KINGSTON TWP. — As members of the Nanticoke Conservation Club worked in unison assembling 2-inch strips of hemlock boards into fish habitat structures, they were being watched.
For the last 15 years, the club has been meeting each July at Frances Slocum State Park to build porcupine cribs — pyramid-shaped wooden structures — and deposit them at the bottom of the lake to provide habitat for aquatic life.
It’s become an annual tradition for the club, which partners with the Pennsylvania Fish and Boat Commission on the project, and on July 11 they built 20 porcupine cribs for the lake.
As club members popped nails into boards and methodically assembled several structures in unison, PFBC executive director Tim Schaeffer watched in amazement.
Schaeffer drove from Harrisburg earlier in the day to see the unique partnership between his agency and the Nanticoke club in action.
“Their dedication is impressive,” he said. “We wouldn’t be able to do a project like this without the club, and it’s a partnership that’s never been stronger.”
After the structures were assembled on the boat launch, a loader provided by the state Department of Conservation and Natural Resources lifted them onto a PFBC boat. Concrete blocks fastened inside each structure allowed them to sink to the bottom at various points throughout the lake.

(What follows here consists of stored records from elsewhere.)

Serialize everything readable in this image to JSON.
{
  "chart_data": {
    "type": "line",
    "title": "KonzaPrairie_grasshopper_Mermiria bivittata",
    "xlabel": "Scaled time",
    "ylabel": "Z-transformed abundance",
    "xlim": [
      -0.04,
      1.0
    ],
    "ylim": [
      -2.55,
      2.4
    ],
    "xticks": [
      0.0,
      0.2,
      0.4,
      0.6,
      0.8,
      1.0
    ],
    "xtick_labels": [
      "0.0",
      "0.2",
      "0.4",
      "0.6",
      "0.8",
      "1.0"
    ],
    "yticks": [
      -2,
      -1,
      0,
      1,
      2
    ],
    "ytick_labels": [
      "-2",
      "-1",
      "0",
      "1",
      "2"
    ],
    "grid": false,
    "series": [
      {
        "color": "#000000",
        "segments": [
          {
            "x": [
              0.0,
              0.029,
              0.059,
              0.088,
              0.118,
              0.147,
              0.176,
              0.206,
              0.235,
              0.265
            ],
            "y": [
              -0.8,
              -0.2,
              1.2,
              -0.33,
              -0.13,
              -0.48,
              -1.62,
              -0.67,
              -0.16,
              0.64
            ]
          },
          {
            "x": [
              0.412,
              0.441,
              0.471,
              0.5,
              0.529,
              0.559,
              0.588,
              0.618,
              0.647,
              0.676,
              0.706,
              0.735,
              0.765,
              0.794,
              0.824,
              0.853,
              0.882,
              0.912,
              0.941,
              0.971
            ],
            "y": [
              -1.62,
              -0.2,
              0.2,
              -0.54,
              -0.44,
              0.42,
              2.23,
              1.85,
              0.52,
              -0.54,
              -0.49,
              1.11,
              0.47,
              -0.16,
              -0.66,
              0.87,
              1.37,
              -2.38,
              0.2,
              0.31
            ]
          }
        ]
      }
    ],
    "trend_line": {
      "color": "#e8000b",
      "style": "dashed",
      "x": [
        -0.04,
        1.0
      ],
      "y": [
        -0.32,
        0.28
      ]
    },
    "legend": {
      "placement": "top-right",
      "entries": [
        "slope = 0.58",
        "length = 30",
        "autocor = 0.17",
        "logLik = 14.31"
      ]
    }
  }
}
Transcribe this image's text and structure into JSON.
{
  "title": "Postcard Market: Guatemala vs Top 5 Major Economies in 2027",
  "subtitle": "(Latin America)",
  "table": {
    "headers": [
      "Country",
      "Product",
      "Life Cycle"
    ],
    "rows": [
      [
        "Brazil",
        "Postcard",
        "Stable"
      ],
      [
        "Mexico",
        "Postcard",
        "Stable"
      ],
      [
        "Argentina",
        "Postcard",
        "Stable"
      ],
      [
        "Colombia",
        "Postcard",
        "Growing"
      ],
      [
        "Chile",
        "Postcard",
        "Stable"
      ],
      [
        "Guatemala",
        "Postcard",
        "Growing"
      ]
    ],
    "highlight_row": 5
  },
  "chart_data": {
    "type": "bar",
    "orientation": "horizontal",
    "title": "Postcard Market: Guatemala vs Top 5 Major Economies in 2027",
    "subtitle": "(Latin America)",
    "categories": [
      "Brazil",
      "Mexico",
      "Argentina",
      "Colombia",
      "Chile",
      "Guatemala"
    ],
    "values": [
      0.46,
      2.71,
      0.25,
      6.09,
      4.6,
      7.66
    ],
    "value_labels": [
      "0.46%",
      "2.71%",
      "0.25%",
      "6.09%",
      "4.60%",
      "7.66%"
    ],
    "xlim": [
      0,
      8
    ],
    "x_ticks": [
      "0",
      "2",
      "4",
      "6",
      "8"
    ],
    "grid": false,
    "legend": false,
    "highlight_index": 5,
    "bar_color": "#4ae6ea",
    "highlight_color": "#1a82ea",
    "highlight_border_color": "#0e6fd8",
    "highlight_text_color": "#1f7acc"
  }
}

And it doesn’t take long for the benefits to surface.
“Panfish and smaller fish love the cover these structures provide, and when they congregate there it also attracts larger predatory fish, like bass and musky,” said Ben Page, a biologist with the PFBC.
Small fish are attracted to the narrow openings in the cribs, Page said, and they are part of an entire food chain that quickly forms around each structure. That’s why the cribs are intentionally placed in areas of the lake that are devoid of any cover.

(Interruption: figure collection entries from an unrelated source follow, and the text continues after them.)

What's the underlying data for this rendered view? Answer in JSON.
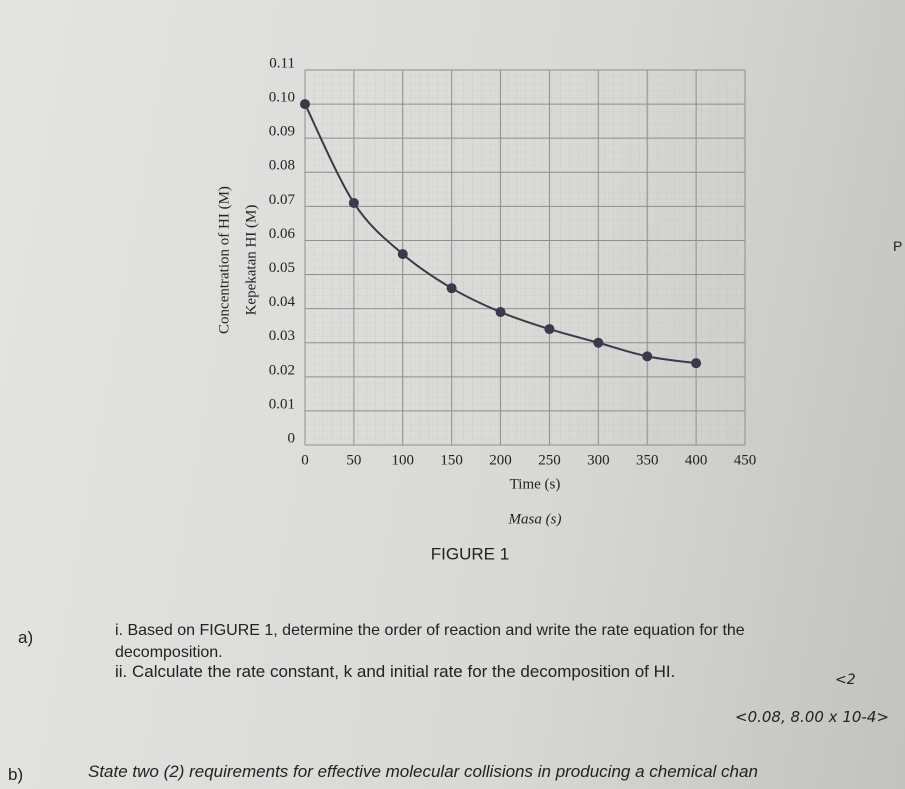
{
  "chart_data": {
    "type": "line",
    "y_labels": [
      "Concentration of HI (M)",
      "Kepekatan HI (M)"
    ],
    "x_labels": [
      "Time (s)",
      "Masa (s)"
    ],
    "caption": "FIGURE 1",
    "x": [
      0,
      50,
      100,
      150,
      200,
      250,
      300,
      350,
      400
    ],
    "series": [
      {
        "color": "#3a3a4a",
        "values": [
          0.1,
          0.071,
          0.056,
          0.046,
          0.039,
          0.034,
          0.03,
          0.026,
          0.024
        ]
      }
    ],
    "xlim": [
      0,
      450
    ],
    "xticks": [
      0,
      50,
      100,
      150,
      200,
      250,
      300,
      350,
      400,
      450
    ],
    "ylim": [
      0,
      0.11
    ],
    "yticks": [
      0,
      0.01,
      0.02,
      0.03,
      0.04,
      0.05,
      0.06,
      0.07,
      0.08,
      0.09,
      {
        "value": 0.1,
        "label": "0.10"
      },
      0.11
    ],
    "grid": true
  },
  "questions": {
    "a": {
      "label": "a)",
      "parts": [
        "i. Based on FIGURE 1, determine the order of reaction and write the rate equation for the decomposition.",
        "ii. Calculate the rate constant, k and initial rate for the decomposition of HI."
      ],
      "notes": [
        "<2",
        "<0.08, 8.00 x 10-4>"
      ]
    },
    "b": {
      "label": "b)",
      "text": "State two (2) requirements for effective molecular collisions in producing a chemical chan"
    }
  },
  "margin_text": "P"
}
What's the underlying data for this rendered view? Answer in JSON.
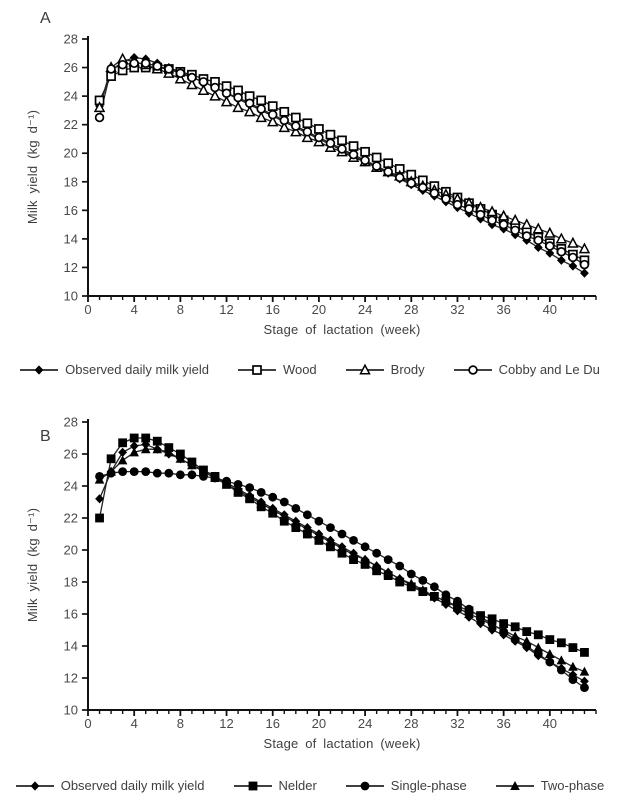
{
  "panels": [
    {
      "label": "A"
    },
    {
      "label": "B"
    }
  ],
  "chart_data": [
    {
      "type": "line",
      "panel": "A",
      "title": "",
      "xlabel": "Stage of lactation (week)",
      "ylabel": "Milk yield (kg d⁻¹)",
      "xlim": [
        0,
        44
      ],
      "ylim": [
        10,
        28
      ],
      "x_ticks_major": [
        0,
        4,
        8,
        12,
        16,
        20,
        24,
        28,
        32,
        36,
        40
      ],
      "x_minor_step": 1,
      "y_ticks": [
        10,
        12,
        14,
        16,
        18,
        20,
        22,
        24,
        26,
        28
      ],
      "grid": false,
      "legend_position": "bottom",
      "x": [
        1,
        2,
        3,
        4,
        5,
        6,
        7,
        8,
        9,
        10,
        11,
        12,
        13,
        14,
        15,
        16,
        17,
        18,
        19,
        20,
        21,
        22,
        23,
        24,
        25,
        26,
        27,
        28,
        29,
        30,
        31,
        32,
        33,
        34,
        35,
        36,
        37,
        38,
        39,
        40,
        41,
        42,
        43
      ],
      "series": [
        {
          "name": "Observed daily milk yield",
          "marker": "diamond-filled",
          "color": "#000000",
          "values": [
            23.3,
            25.8,
            26.4,
            26.7,
            26.6,
            26.3,
            26.0,
            25.7,
            25.3,
            25.0,
            24.6,
            24.2,
            23.8,
            23.4,
            23.0,
            22.6,
            22.2,
            21.8,
            21.4,
            21.0,
            20.6,
            20.2,
            19.8,
            19.4,
            19.0,
            18.6,
            18.2,
            17.8,
            17.4,
            17.0,
            16.6,
            16.2,
            15.8,
            15.4,
            15.0,
            14.7,
            14.3,
            13.9,
            13.4,
            13.0,
            12.5,
            12.1,
            11.6
          ]
        },
        {
          "name": "Wood",
          "marker": "square-open",
          "color": "#000000",
          "values": [
            23.7,
            25.4,
            25.8,
            26.0,
            26.0,
            26.0,
            25.9,
            25.7,
            25.5,
            25.2,
            25.0,
            24.7,
            24.4,
            24.0,
            23.7,
            23.3,
            22.9,
            22.5,
            22.1,
            21.7,
            21.3,
            20.9,
            20.5,
            20.1,
            19.7,
            19.3,
            18.9,
            18.5,
            18.1,
            17.7,
            17.3,
            16.9,
            16.5,
            16.1,
            15.7,
            15.3,
            14.9,
            14.5,
            14.1,
            13.7,
            13.3,
            12.9,
            12.5
          ]
        },
        {
          "name": "Brody",
          "marker": "triangle-open",
          "color": "#000000",
          "values": [
            23.2,
            26.0,
            26.6,
            26.4,
            26.2,
            25.9,
            25.6,
            25.2,
            24.8,
            24.4,
            24.0,
            23.6,
            23.2,
            22.9,
            22.5,
            22.2,
            21.8,
            21.5,
            21.1,
            20.8,
            20.4,
            20.1,
            19.7,
            19.4,
            19.0,
            18.7,
            18.4,
            18.0,
            17.7,
            17.4,
            17.1,
            16.8,
            16.5,
            16.2,
            15.9,
            15.6,
            15.3,
            15.0,
            14.7,
            14.4,
            14.0,
            13.7,
            13.3
          ]
        },
        {
          "name": "Cobby and Le Du",
          "marker": "circle-open",
          "color": "#000000",
          "values": [
            22.5,
            25.9,
            26.2,
            26.3,
            26.3,
            26.1,
            25.9,
            25.6,
            25.3,
            25.0,
            24.6,
            24.2,
            23.9,
            23.5,
            23.1,
            22.7,
            22.3,
            21.9,
            21.5,
            21.1,
            20.7,
            20.3,
            19.9,
            19.5,
            19.1,
            18.7,
            18.3,
            17.9,
            17.6,
            17.2,
            16.8,
            16.4,
            16.1,
            15.7,
            15.3,
            15.0,
            14.6,
            14.2,
            13.9,
            13.5,
            13.1,
            12.7,
            12.2
          ]
        }
      ]
    },
    {
      "type": "line",
      "panel": "B",
      "title": "",
      "xlabel": "Stage of lactation (week)",
      "ylabel": "Milk yield (kg d⁻¹)",
      "xlim": [
        0,
        44
      ],
      "ylim": [
        10,
        28
      ],
      "x_ticks_major": [
        0,
        4,
        8,
        12,
        16,
        20,
        24,
        28,
        32,
        36,
        40
      ],
      "x_minor_step": 1,
      "y_ticks": [
        10,
        12,
        14,
        16,
        18,
        20,
        22,
        24,
        26,
        28
      ],
      "grid": false,
      "legend_position": "bottom",
      "x": [
        1,
        2,
        3,
        4,
        5,
        6,
        7,
        8,
        9,
        10,
        11,
        12,
        13,
        14,
        15,
        16,
        17,
        18,
        19,
        20,
        21,
        22,
        23,
        24,
        25,
        26,
        27,
        28,
        29,
        30,
        31,
        32,
        33,
        34,
        35,
        36,
        37,
        38,
        39,
        40,
        41,
        42,
        43
      ],
      "series": [
        {
          "name": "Observed daily milk yield",
          "marker": "diamond-filled",
          "color": "#000000",
          "values": [
            23.2,
            24.9,
            26.1,
            26.5,
            26.6,
            26.3,
            26.0,
            25.7,
            25.3,
            25.0,
            24.6,
            24.2,
            23.8,
            23.4,
            23.0,
            22.6,
            22.2,
            21.8,
            21.4,
            21.0,
            20.6,
            20.2,
            19.8,
            19.4,
            19.0,
            18.6,
            18.2,
            17.8,
            17.4,
            17.0,
            16.6,
            16.2,
            15.8,
            15.4,
            15.0,
            14.7,
            14.3,
            13.9,
            13.4,
            13.0,
            12.6,
            12.2,
            11.8
          ]
        },
        {
          "name": "Nelder",
          "marker": "square-filled",
          "color": "#000000",
          "values": [
            22.0,
            25.7,
            26.7,
            27.0,
            27.0,
            26.8,
            26.4,
            26.0,
            25.5,
            25.0,
            24.6,
            24.1,
            23.6,
            23.2,
            22.7,
            22.3,
            21.8,
            21.4,
            21.0,
            20.6,
            20.2,
            19.8,
            19.4,
            19.1,
            18.7,
            18.4,
            18.0,
            17.7,
            17.4,
            17.1,
            16.8,
            16.5,
            16.2,
            15.9,
            15.7,
            15.4,
            15.2,
            14.9,
            14.7,
            14.4,
            14.2,
            13.9,
            13.6
          ]
        },
        {
          "name": "Single-phase",
          "marker": "circle-filled",
          "color": "#000000",
          "values": [
            24.6,
            24.8,
            24.9,
            24.9,
            24.9,
            24.8,
            24.8,
            24.7,
            24.7,
            24.6,
            24.5,
            24.3,
            24.1,
            23.9,
            23.6,
            23.3,
            23.0,
            22.6,
            22.2,
            21.8,
            21.4,
            21.0,
            20.6,
            20.2,
            19.8,
            19.4,
            19.0,
            18.5,
            18.1,
            17.7,
            17.2,
            16.8,
            16.3,
            15.8,
            15.4,
            14.9,
            14.4,
            14.0,
            13.5,
            13.0,
            12.5,
            11.9,
            11.4
          ]
        },
        {
          "name": "Two-phase",
          "marker": "triangle-filled",
          "color": "#000000",
          "values": [
            24.4,
            24.9,
            25.6,
            26.1,
            26.3,
            26.3,
            26.1,
            25.7,
            25.3,
            24.9,
            24.5,
            24.1,
            23.7,
            23.3,
            22.9,
            22.5,
            22.1,
            21.7,
            21.3,
            20.9,
            20.5,
            20.1,
            19.7,
            19.4,
            19.0,
            18.6,
            18.2,
            17.9,
            17.5,
            17.1,
            16.8,
            16.4,
            16.0,
            15.7,
            15.3,
            15.0,
            14.6,
            14.3,
            13.9,
            13.5,
            13.1,
            12.7,
            12.4
          ]
        }
      ]
    }
  ]
}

“It’s basically a mud flat on the bottom. After these wood structures go in, a layer of algae will soon grow over it. That brings macroinvertebrates, which attracts minnows and then young bass and panfish, followed by the larger predator fish,” Page said. “It’s similar to the food chain you see develop around a beaver hut in a pond.”

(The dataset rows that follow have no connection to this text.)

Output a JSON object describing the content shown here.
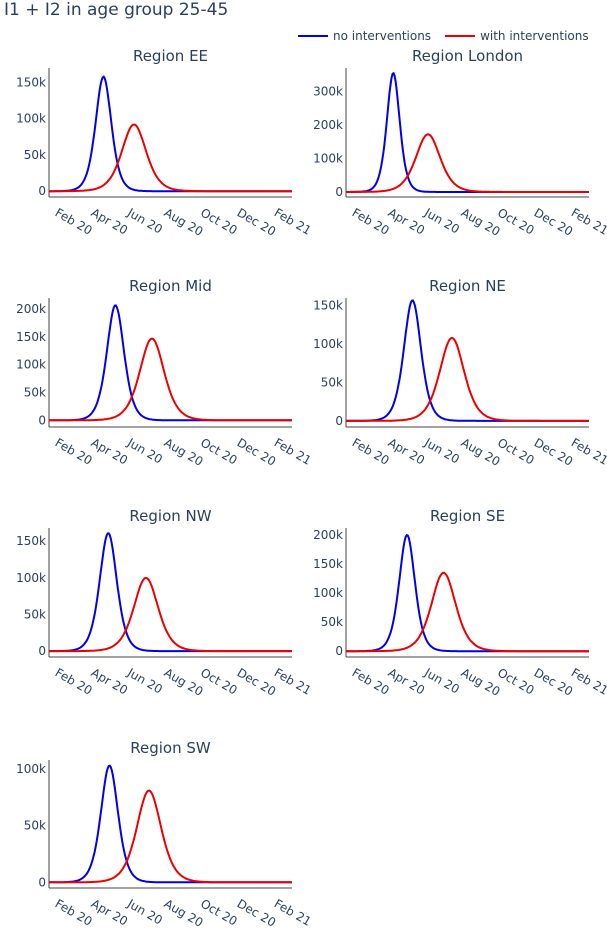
{
  "title": "I1 + I2 in age group 25-45",
  "legend": [
    {
      "name": "no interventions",
      "color": "#0000ee"
    },
    {
      "name": "with interventions",
      "color": "#ee0000"
    }
  ],
  "x_ticks": [
    "Feb 20",
    "Apr 20",
    "Jun 20",
    "Aug 20",
    "Oct 20",
    "Dec 20",
    "Feb 21"
  ],
  "chart_data": [
    {
      "type": "line",
      "title": "Region EE",
      "xlim": [
        "2020-01-20",
        "2021-03-01"
      ],
      "ylim": [
        -8000,
        170000
      ],
      "y_ticks": [
        {
          "value": 0,
          "label": "0"
        },
        {
          "value": 50000,
          "label": "50k"
        },
        {
          "value": 100000,
          "label": "100k"
        },
        {
          "value": 150000,
          "label": "150k"
        }
      ],
      "series": [
        {
          "name": "no interventions",
          "peak_date": "2020-04-20",
          "peak": 158000,
          "width_days": 11
        },
        {
          "name": "with interventions",
          "peak_date": "2020-06-10",
          "peak": 92000,
          "width_days": 17
        }
      ]
    },
    {
      "type": "line",
      "title": "Region London",
      "xlim": [
        "2020-01-20",
        "2021-03-01"
      ],
      "ylim": [
        -15000,
        370000
      ],
      "y_ticks": [
        {
          "value": 0,
          "label": "0"
        },
        {
          "value": 100000,
          "label": "100k"
        },
        {
          "value": 200000,
          "label": "200k"
        },
        {
          "value": 300000,
          "label": "300k"
        }
      ],
      "series": [
        {
          "name": "no interventions",
          "peak_date": "2020-04-08",
          "peak": 355000,
          "width_days": 9
        },
        {
          "name": "with interventions",
          "peak_date": "2020-06-05",
          "peak": 172000,
          "width_days": 17
        }
      ]
    },
    {
      "type": "line",
      "title": "Region Mid",
      "xlim": [
        "2020-01-20",
        "2021-03-01"
      ],
      "ylim": [
        -12000,
        220000
      ],
      "y_ticks": [
        {
          "value": 0,
          "label": "0"
        },
        {
          "value": 50000,
          "label": "50k"
        },
        {
          "value": 100000,
          "label": "100k"
        },
        {
          "value": 150000,
          "label": "150k"
        },
        {
          "value": 200000,
          "label": "200k"
        }
      ],
      "series": [
        {
          "name": "no interventions",
          "peak_date": "2020-05-10",
          "peak": 207000,
          "width_days": 12
        },
        {
          "name": "with interventions",
          "peak_date": "2020-07-10",
          "peak": 147000,
          "width_days": 17
        }
      ]
    },
    {
      "type": "line",
      "title": "Region NE",
      "xlim": [
        "2020-01-20",
        "2021-03-01"
      ],
      "ylim": [
        -8000,
        160000
      ],
      "y_ticks": [
        {
          "value": 0,
          "label": "0"
        },
        {
          "value": 50000,
          "label": "50k"
        },
        {
          "value": 100000,
          "label": "100k"
        },
        {
          "value": 150000,
          "label": "150k"
        }
      ],
      "series": [
        {
          "name": "no interventions",
          "peak_date": "2020-05-10",
          "peak": 157000,
          "width_days": 12
        },
        {
          "name": "with interventions",
          "peak_date": "2020-07-15",
          "peak": 108000,
          "width_days": 17
        }
      ]
    },
    {
      "type": "line",
      "title": "Region NW",
      "xlim": [
        "2020-01-20",
        "2021-03-01"
      ],
      "ylim": [
        -8000,
        168000
      ],
      "y_ticks": [
        {
          "value": 0,
          "label": "0"
        },
        {
          "value": 50000,
          "label": "50k"
        },
        {
          "value": 100000,
          "label": "100k"
        },
        {
          "value": 150000,
          "label": "150k"
        }
      ],
      "series": [
        {
          "name": "no interventions",
          "peak_date": "2020-04-28",
          "peak": 161000,
          "width_days": 12
        },
        {
          "name": "with interventions",
          "peak_date": "2020-06-30",
          "peak": 100000,
          "width_days": 17
        }
      ]
    },
    {
      "type": "line",
      "title": "Region SE",
      "xlim": [
        "2020-01-20",
        "2021-03-01"
      ],
      "ylim": [
        -10000,
        212000
      ],
      "y_ticks": [
        {
          "value": 0,
          "label": "0"
        },
        {
          "value": 50000,
          "label": "50k"
        },
        {
          "value": 100000,
          "label": "100k"
        },
        {
          "value": 150000,
          "label": "150k"
        },
        {
          "value": 200000,
          "label": "200k"
        }
      ],
      "series": [
        {
          "name": "no interventions",
          "peak_date": "2020-05-01",
          "peak": 200000,
          "width_days": 11
        },
        {
          "name": "with interventions",
          "peak_date": "2020-07-01",
          "peak": 135000,
          "width_days": 17
        }
      ]
    },
    {
      "type": "line",
      "title": "Region SW",
      "xlim": [
        "2020-01-20",
        "2021-03-01"
      ],
      "ylim": [
        -5000,
        108000
      ],
      "y_ticks": [
        {
          "value": 0,
          "label": "0"
        },
        {
          "value": 50000,
          "label": "50k"
        },
        {
          "value": 100000,
          "label": "100k"
        }
      ],
      "series": [
        {
          "name": "no interventions",
          "peak_date": "2020-04-30",
          "peak": 103000,
          "width_days": 12
        },
        {
          "name": "with interventions",
          "peak_date": "2020-07-05",
          "peak": 81000,
          "width_days": 17
        }
      ]
    }
  ]
}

In addition to the cribs, Page also cut several trees around the edge of the lake, allowing them to fall into the water and create additional habitat. The trees provide instant cover, he said, as fish seek refuge in the submerged leaves and branches. In several years, the branches decompose and a log remains, which is often used by turtles to bask in the sun.
The cribs, however, have a long lifespan as long as they are submerged. Page said structures deposited in other lakes as far back as 1988 have yet to decompose.
As an added benefit, the location of each structure is marked on a map, which the PFBC makes available to anglers on its website.
Schaeffer said the locations are hotspots for anglers, and making the locations available is part of the agency’s mission.
“We work on behalf of the anglers, and it’s their license dollars that fund projects like this,” he said. “It’s important to make it accessible to them.”
And for the members of the Nanticoke Conservation Club, it was important that the top PFBC official stopped by to see their dedication firsthand. To date, the club has built and deposited more than 100 fish habitat structures in the lake, and they plan on doing more next summer.
“It meant a lot to us that (Schaeffer) came here to witness what we do and see the benefits it provides to the lake,” said club member Joe Rutchauskas. “The fishing has improved and anglers are coming out here specifically targeting the cribs. We’re helping the fishery and fishing itself, and that’s why we do this work.”
– This story appeared in The Citizens’ Voice on July 28, 2019.